Back in 2019, when AI was safely in the realm of science fiction and GPT-2 was still several months from release, a group of researchers submitted a paper to that summer’s annual meeting of the Association for Computational Linguistics. The paper “Towards Multimodal Sarcasm Detection (An Obviously Perfect Paper)” described a proposal for a database of annotated examples of sarcasm in speech, drawn from popular TV shows including Friends and The Big Bang Theory. The idea was that the database—dubbed “Multimodal Sarcasm Detection Dataset,” or “MUStARD” for short—could be used as a resource for research into detection of sarcasm in conversation.
The nature of sarcasm means that it can be difficult to identify from looking at words alone: a sarcastic statement will often involve saying one thing but meaning another. This requires the actual meaning of the statement to be derived from other, more subtle cues.
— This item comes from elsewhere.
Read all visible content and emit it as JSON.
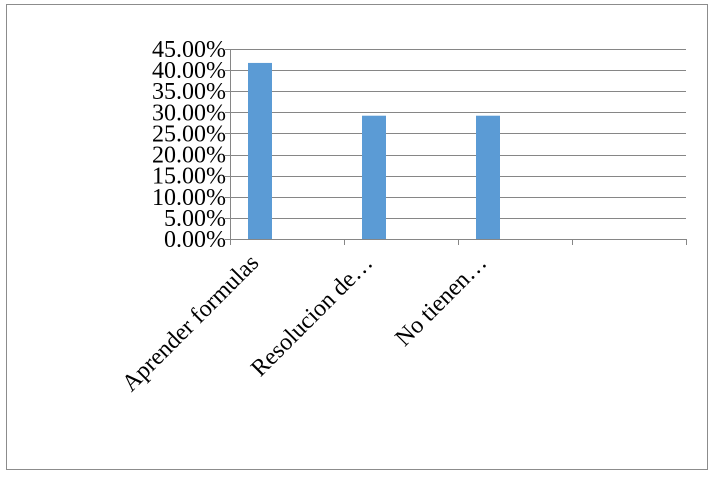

The original MUStARD paper identifies several examples of such cues—”a change of tone, overemphasis [on] a word, a drawn-out syllable, or a straight-looking face”—and argues that such “multimodal” analysis is essential for parsing sarcasm correctly.
In the intervening five years, the idea of natural-language human-computer interactions has gone from filmic plot device to everyday occurrence with head-spinning velocity. Sarcasm, however, remains difficult to detect, and two sessions at a joint meeting of the Acoustical Society of America and the Canadian Acoustical Association taking place this week in Ottawa were devoted to ways to improve sarcasm detection.
The first of these, from a team at the University of Groningen, described a neural network that builds on the approach set out in the 2019 paper. The network is trained on data from MUStARD, and The Guardian reports that it has been able to detect unlabeled examples of sarcasm from the shows in the database 75% of the time. A short abstract of the research published on the meeting site explains how the model works: the words from audio data are extracted with automatic speech recognition, and are then assigned an emoticon to denote their underlying sentiment. This emoticon is then mapped to multimodal cues like tone of voice or wider conversational context. The authors suggest their approach “leverages the strengths of each modality… [and] compensate[s] for limitations in pitch perception by providing complementary cues essential for accurate sarcasm interpretation.”
Pitch perception is one of the most established methods of looking for sarcasm in speech, and the other presentation at the meeting to address sarcasm detection looked primarily at methods of pitch perception analysis. In particular, it focused on changes in the F0, or fundamental frequency, which is the lowest frequency of a given person’s voice. Certain changes in this frequency often characterize sarcasm in English, and identifying these changes have thus been a reasonably reliable way of identifying a sarcastic phrase.
The presentation, given by a team from the University of Michigan, looked in detail at changes that take place in the F0—referred to as “F0 contours”—when a person makes a sarcastic remark. The team identified certain acoustic signatures—”wiggliness” and “spaciousness”—that recurred in many subjects’ contours, and on further analysis of nine subjects’ speech, found that “wiggliness and spaciousness alone can capture some of the differences between sincere and sarcastic contour clusters for some speakers.” The presentation abstract cautions, however, that while “any speakers produce contours characteristic of sarcasm or sincerity … these contours differ by speaker.”
This shows how difficult it can be to identify sarcasm by relying on any one aspect of conversation alone. This is as true for people as it is for computers, and while coverage of these sessions has focused largely on the possibility of incorporating sarcasm detection into large language model-driven chatbots like ChatGPT, there are potential benefits for actual people, too. The University of Groningen’s team suggest that their work could be helpful “for [people] with auditory processing challenges”—especially those with “disorders that affect pitch perception or those lacking contextual auditory cues”—and, more generally, for “the advancement of speech technology applications.”